Monday, July 2, 2012

Round-Up: July 2

Here is a round-up of today's proverbs and fables - and for previous posts, check out the Bestiaria Latina Blog archives. Also, I made great progress on the book this weekend so it's still on schedule to be done by August 1, fingers crossed.

HODIE: ante diem sextum Nonas Iulias.

MYTHS and LEGENDS: The art image for today's legend shows The Death of Lucretia; you can also see the legends for the current week listed together here.


3-WORD MOTTOES: Today's 3-word motto is Occasio capienda est (English: Seize the opportunity).

3-WORD PROVERBS: Today's 3-word proverb is Persevera per severa (English: Persevere through severities).

RHYMING PROVERBS: Today's proverb with rhyme is: Ante Dei vultum nihil unquam restat inultum (English: In the presence of God, nothing ever remains unavenged).

VULGATE VERSES: Today's verse is Ne derelinquas amicum antiquum; novus enim non erit similis illi (Sirach 9:10). For a translation, check out the polyglot Bible, in English, Hebrew, Latin and Greek, at the Sacred Texts Archive online.

ELIZABETHAN PROVERBS: Here is today's proverb commentary, this time by Conybeare: Muli mutuum scabunt: Mules do gnap or rubbe one another. A proverbe applied to persons ill and defamed, when one of them doth prayse the other.


ANECDOTE OF THE DAY: Today's anecdote is Iuno et Vulcanus, the sad story of Iuno and her reaction to newborn son Vulcan.
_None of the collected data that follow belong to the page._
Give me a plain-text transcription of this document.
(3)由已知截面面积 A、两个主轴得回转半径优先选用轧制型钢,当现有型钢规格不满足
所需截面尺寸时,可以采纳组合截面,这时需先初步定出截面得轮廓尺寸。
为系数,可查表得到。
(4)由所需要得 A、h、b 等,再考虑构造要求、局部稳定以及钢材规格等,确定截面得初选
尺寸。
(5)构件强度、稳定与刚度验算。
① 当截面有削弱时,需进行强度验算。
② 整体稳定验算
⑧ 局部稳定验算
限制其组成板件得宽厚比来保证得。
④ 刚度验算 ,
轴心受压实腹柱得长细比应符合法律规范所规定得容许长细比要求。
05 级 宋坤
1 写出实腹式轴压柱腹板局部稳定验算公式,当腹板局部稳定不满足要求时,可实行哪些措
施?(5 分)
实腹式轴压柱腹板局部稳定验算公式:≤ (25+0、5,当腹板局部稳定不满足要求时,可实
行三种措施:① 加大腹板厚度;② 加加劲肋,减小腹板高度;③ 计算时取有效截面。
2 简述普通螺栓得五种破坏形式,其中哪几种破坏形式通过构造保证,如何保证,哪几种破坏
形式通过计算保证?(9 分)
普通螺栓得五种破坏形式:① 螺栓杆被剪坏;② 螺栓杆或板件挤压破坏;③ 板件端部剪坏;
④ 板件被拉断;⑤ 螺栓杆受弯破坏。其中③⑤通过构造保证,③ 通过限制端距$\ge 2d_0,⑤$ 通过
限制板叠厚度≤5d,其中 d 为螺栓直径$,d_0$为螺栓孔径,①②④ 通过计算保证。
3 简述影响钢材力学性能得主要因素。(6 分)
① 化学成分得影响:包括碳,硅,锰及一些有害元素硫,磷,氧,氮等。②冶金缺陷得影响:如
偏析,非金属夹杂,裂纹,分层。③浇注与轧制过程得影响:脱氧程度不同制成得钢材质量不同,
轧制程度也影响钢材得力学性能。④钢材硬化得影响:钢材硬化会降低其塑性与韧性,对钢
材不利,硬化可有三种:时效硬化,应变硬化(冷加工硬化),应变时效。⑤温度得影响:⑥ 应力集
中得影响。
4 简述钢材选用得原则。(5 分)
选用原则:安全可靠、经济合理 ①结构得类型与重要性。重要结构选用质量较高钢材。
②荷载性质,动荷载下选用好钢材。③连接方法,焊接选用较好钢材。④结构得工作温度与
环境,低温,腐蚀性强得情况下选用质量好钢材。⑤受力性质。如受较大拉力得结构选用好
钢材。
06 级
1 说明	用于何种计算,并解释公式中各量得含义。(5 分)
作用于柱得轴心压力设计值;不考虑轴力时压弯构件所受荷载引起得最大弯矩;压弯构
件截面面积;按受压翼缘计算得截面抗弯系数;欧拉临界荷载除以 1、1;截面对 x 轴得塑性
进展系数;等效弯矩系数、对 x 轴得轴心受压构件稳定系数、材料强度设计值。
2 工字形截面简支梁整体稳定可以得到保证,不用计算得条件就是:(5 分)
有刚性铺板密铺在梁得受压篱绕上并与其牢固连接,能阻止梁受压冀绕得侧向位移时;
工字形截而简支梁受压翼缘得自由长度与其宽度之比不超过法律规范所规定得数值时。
FABULAE FACILES WIDGET: The fable from the Fabulae Faciles widget is Canis in Praesepe et Bos, the famous story of the greedy dog in the manger (this fable has a vocabulary list).

AESOP IN ENGLISH VERSE: Today's fable from the English verse widget is The Fisherman and the Fish, the story of why it is good to be a little fish instead of a big one.

MILLE FABULAE WIDGET: The fable from the Mille Fabulae et Una widget is Pisces, Magni et Minuti, which - entirely by coincidence, I have to confess - matches the English fable of the day today.

MILLE FABULAE: Here's a favorite fable from Mille Fabulae et Una: Leo et Homo, Concertantes, a wonderful story about fact and fiction: Homo et leo inter se concertabant quis eorum esset superior et, cum venissent ut quaererent huius altercationis testimonium ad monumentum ubi erat pictura quomodo ab homine leo suffocaretur, ostendit leoni homo testimonium in pictura. Cui leo sic ait, “Hoc ab homine pictum est. Nam si leo pingere posset, pinxisset quomodo leo suffocasset hominem. Veni mecum et dabo tibi verum testimonium.” Deduxit leo hominem ad amphitheatrum, et ostendit illi veram fidem quomodo homo a leone suffocatur et dixit homini, “Hoc testimonium non est color, sed opus in veritate factum.”